-Do you have an engagement ring? Madeleine Davies of Jezebel probably hates you, but you may be an exception, or maybe your ring isn't as big as all that. Cue the responses: Suggestions that Davies must be jealous of women whose hands sparkle. Proud announcements that one's own ring is ethical, an heirloom, a crusty ponytail band. One really amazing complaint from a woman who unselfconsciously complains that her (ethical, she assures) ring is too big and unwieldy.
-Did you change your name when you got married? Jessica Grose of Slate did, except you may remember her as Jessica Grose - she still uses her maiden name professionally.
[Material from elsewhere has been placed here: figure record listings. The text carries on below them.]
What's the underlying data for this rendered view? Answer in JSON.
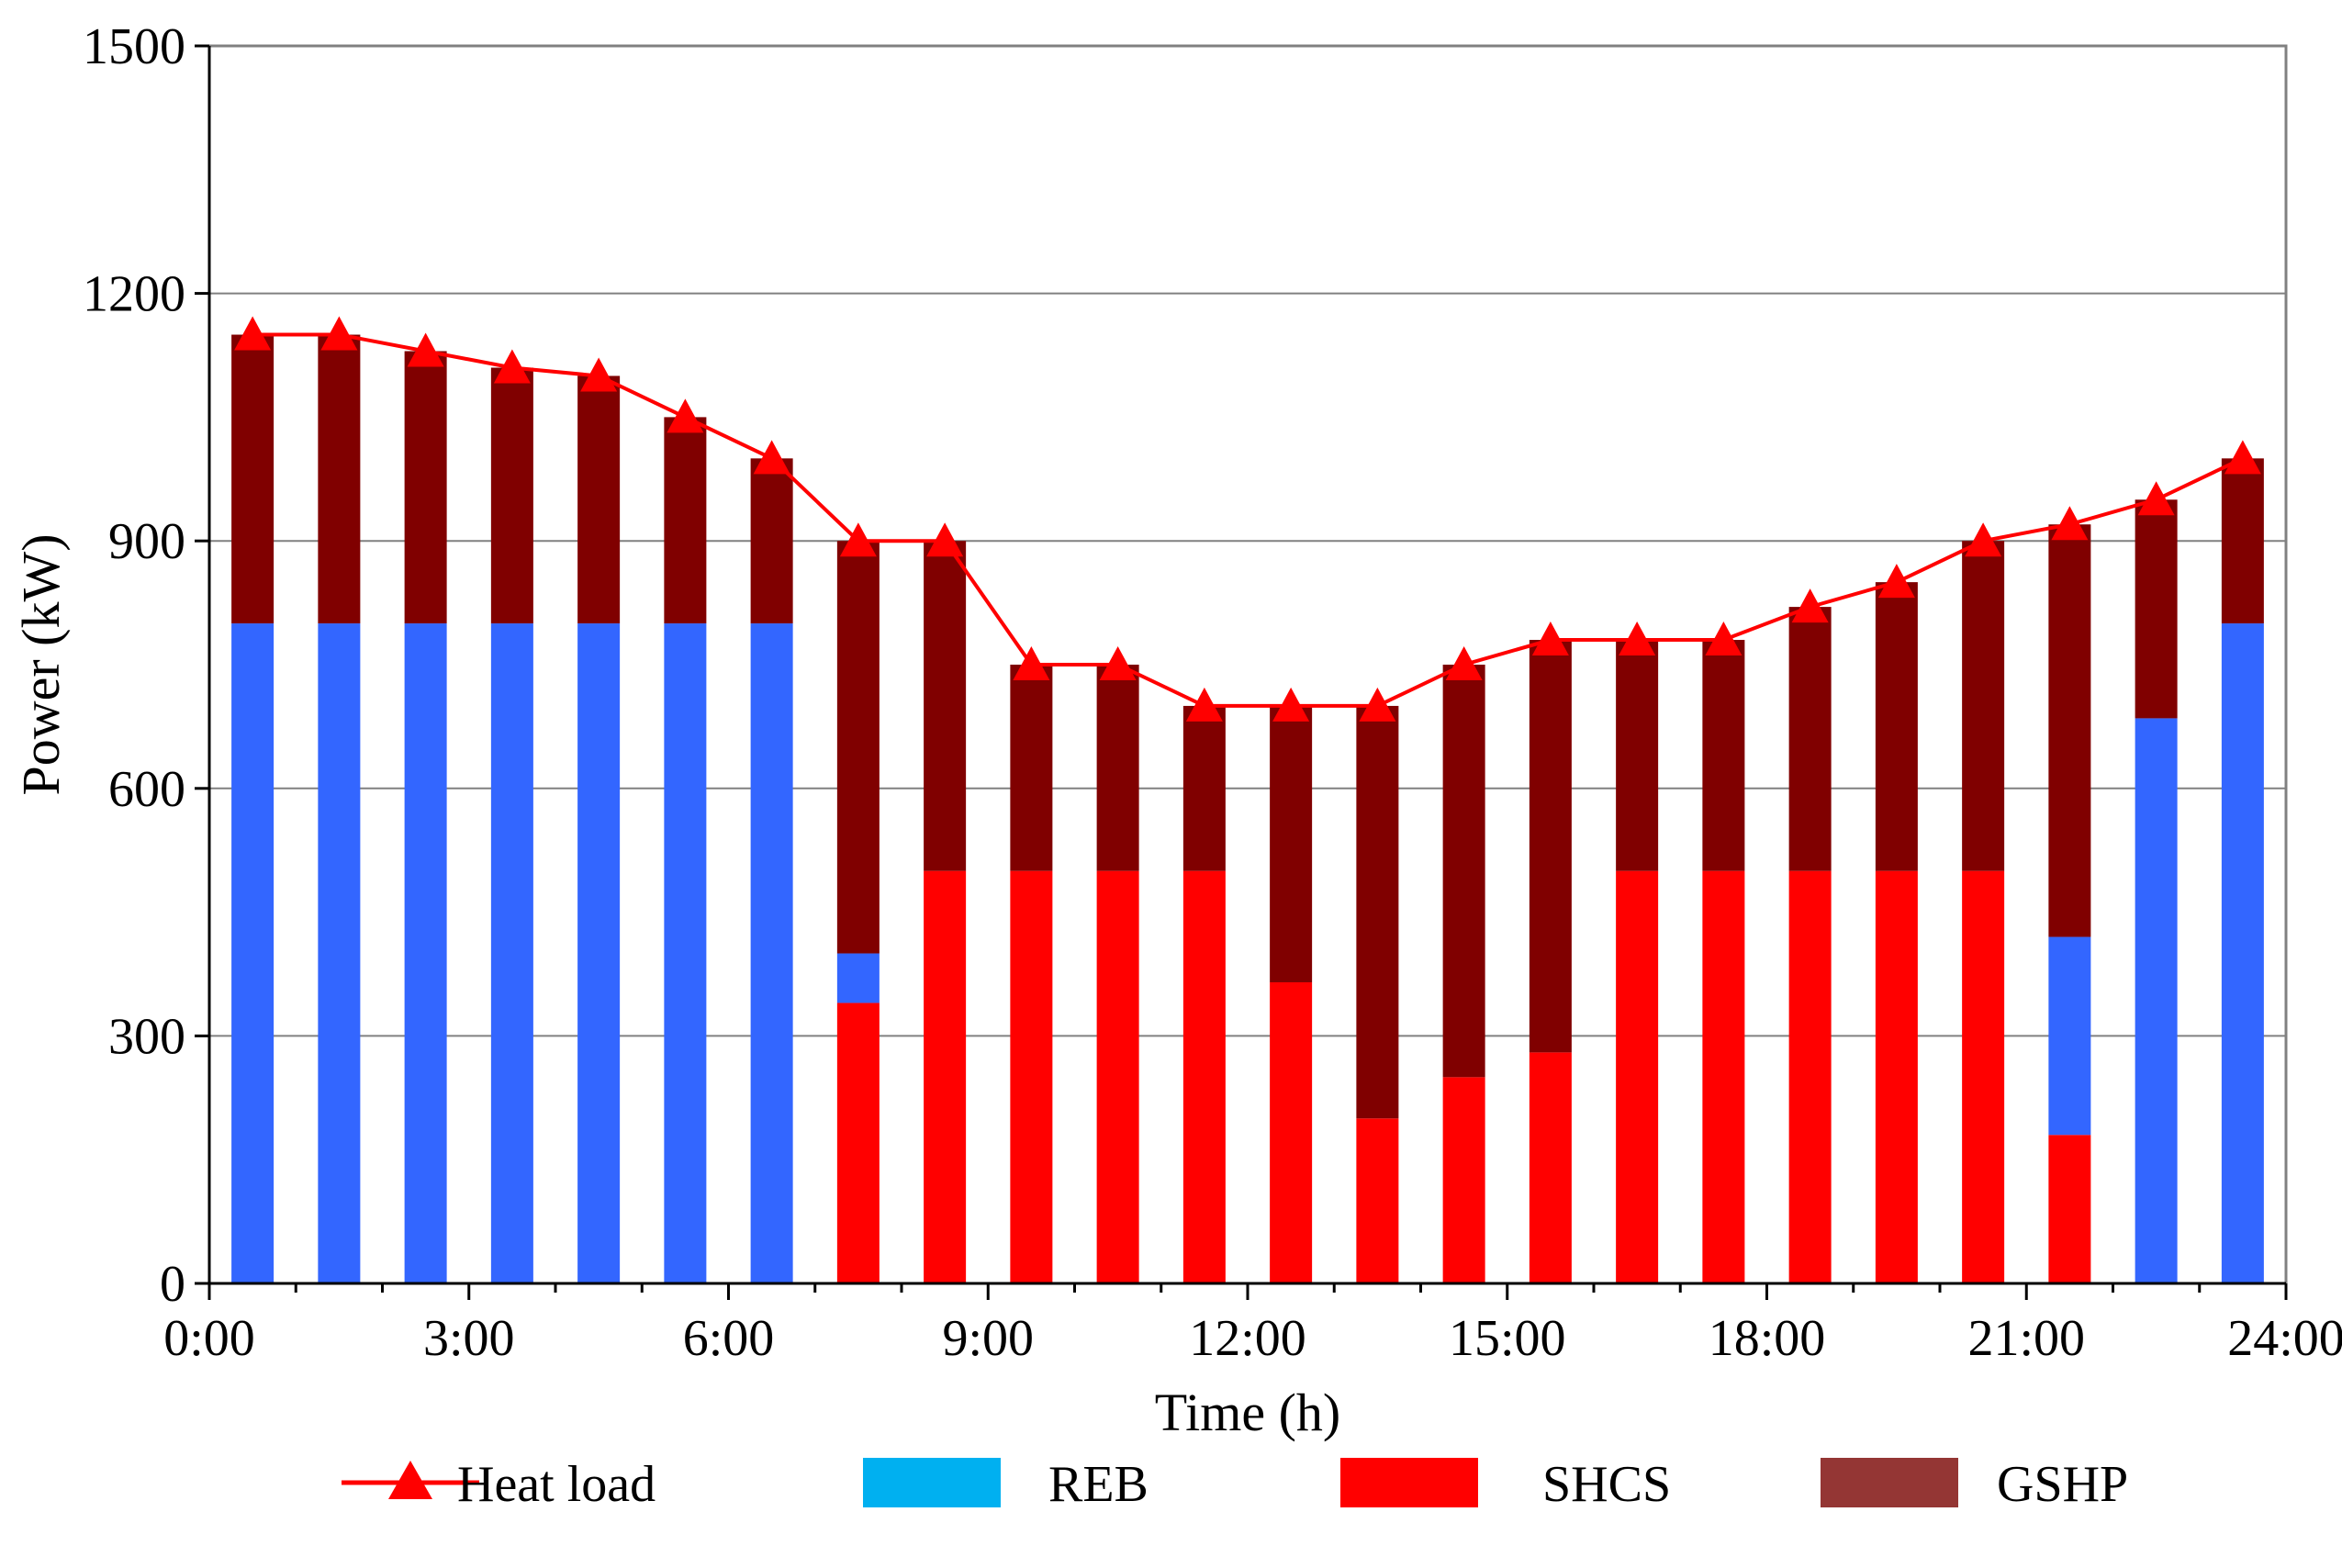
{
  "chart_data": {
    "type": "bar",
    "stacked": true,
    "title": "",
    "xlabel": "Time (h)",
    "ylabel": "Power (kW)",
    "ylim": [
      0,
      1500
    ],
    "yticks": [
      0,
      300,
      600,
      900,
      1200,
      1500
    ],
    "xticks": [
      "0:00",
      "3:00",
      "6:00",
      "9:00",
      "12:00",
      "15:00",
      "18:00",
      "21:00",
      "24:00"
    ],
    "grid": true,
    "legend_position": "bottom",
    "x": [
      0.5,
      1.5,
      2.5,
      3.5,
      4.5,
      5.5,
      6.5,
      7.5,
      8.5,
      9.5,
      10.5,
      11.5,
      12.5,
      13.5,
      14.5,
      15.5,
      16.5,
      17.5,
      18.5,
      19.5,
      20.5,
      21.5,
      22.5,
      23.5
    ],
    "series": [
      {
        "name": "SHCS",
        "color": "#ff0000",
        "values": [
          0,
          0,
          0,
          0,
          0,
          0,
          0,
          340,
          500,
          500,
          500,
          500,
          365,
          200,
          250,
          280,
          500,
          500,
          500,
          500,
          500,
          180,
          0,
          0
        ]
      },
      {
        "name": "REB",
        "color": "#3366ff",
        "legend_color": "#00b0f0",
        "values": [
          800,
          800,
          800,
          800,
          800,
          800,
          800,
          60,
          0,
          0,
          0,
          0,
          0,
          0,
          0,
          0,
          0,
          0,
          0,
          0,
          0,
          240,
          685,
          800
        ]
      },
      {
        "name": "GSHP",
        "color": "#800000",
        "legend_color": "#943634",
        "values": [
          350,
          350,
          330,
          310,
          300,
          250,
          200,
          500,
          400,
          250,
          250,
          200,
          335,
          500,
          500,
          500,
          280,
          280,
          320,
          350,
          400,
          500,
          265,
          200
        ]
      }
    ],
    "line": {
      "name": "Heat load",
      "color": "#ff0000",
      "marker": "triangle",
      "x": [
        0.5,
        1.5,
        2.5,
        3.5,
        4.5,
        5.5,
        6.5,
        7.5,
        8.5,
        9.5,
        10.5,
        11.5,
        12.5,
        13.5,
        14.5,
        15.5,
        16.5,
        17.5,
        18.5,
        19.5,
        20.5,
        21.5,
        22.5,
        23.5
      ],
      "values": [
        1150,
        1150,
        1130,
        1110,
        1100,
        1050,
        1000,
        900,
        900,
        750,
        750,
        700,
        700,
        700,
        750,
        780,
        780,
        780,
        820,
        850,
        900,
        920,
        950,
        1000
      ]
    },
    "legend_order": [
      "Heat load",
      "REB",
      "SHCS",
      "GSHP"
    ]
  }
}
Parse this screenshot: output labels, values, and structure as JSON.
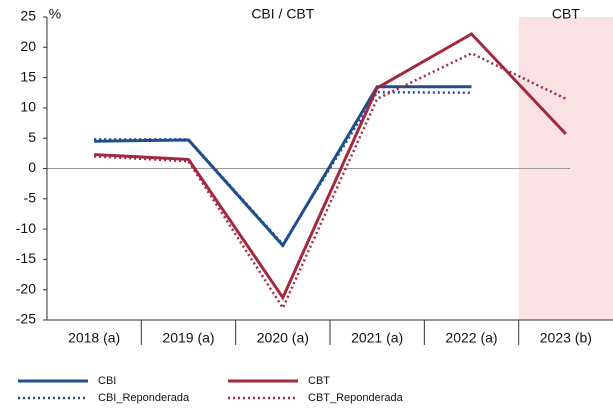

She has invited you to use the Slate comments to tell her why she's a disgrace to feminism. (See also: why, the larger the audience I'm writing for, the less I say about myself. For any audience, I'm careful only to reveal what I'd be fine with the whole world knowing, and yes, that includes Facebook, but I'm reluctant to actively solicit comments on my life choices from quite so many strangers. If that distinction makes sense.)
-Are you a man? Do you ever approach women with romantic intent? Freddie asked for my opinion on a short film about a man pursuing a woman, and on the issues it brings up. And... I watched it, but it didn't make me think 'street harassment.' If anything, what was off-putting was that the man was entirely active, the woman entirely passive. Definitely interested, but exclusively the pursued. What Freddie writes here, and I'd emphasize that last bit, seems reasonable:
For me, it seems as though the current reality of street harassment, the culture of rape, and assumed privilege of heterosexual men to approach any women makes it clear that we need to be far more careful about approaching strangers, and to require far more in the way of demonstrations of attraction before we decide to talk to women we don't know, particularly when they're alone. Perhaps that means that women who are interested in being approached will have to be somewhat more demonstrative of that in this future culture.I'd go further and say that we'd need to come around to the idea of women not just announcing approachability, but also approaching men. It's what I was getting at here - it's somehow both unacceptable for men to pursue women (creepy!) and for women to pursue men (desperate!) If he liked you, you'd know! Except if he let you know, he'd be sketchy! How does anyone ever get together? (Alcohol?)
In all seriousness, it simply doesn't work to have a culture of men not inadvertently bothering women who aren't interested in them and one of women playing "The Rules"-esque games. (Rape is another story, and is of course inexcusable regardless of game-playing or lack thereof. Same with stalking, harassment, etc. I'm talking about interest clumsily expressed, obliviousness, things of that nature.) As it stands, there's so much pressure on women to seem indifferent to the men they like that it no doubt can be confusing for men to know when a woman is interested. The whole hard-to-get thing is so ingrained that a woman's complete and utter lack of interest can be interpreted by an optimistic dude as an elaborate mating dance.
Let me repeat: this is not about women asking to be harassed. That's not it at all. It's about how the expectation of female passivity - the expectation that a woman will never actively want anything - is incompatible with it being abundantly clear when a woman isn't interested in a man, so that the flirtation or asking-out or whatever can come to a halt. And if it were more socially-acceptable for women to pursue, a man not keen on expressing unreciprocated interest would have the option of only ever accepting others' invitations.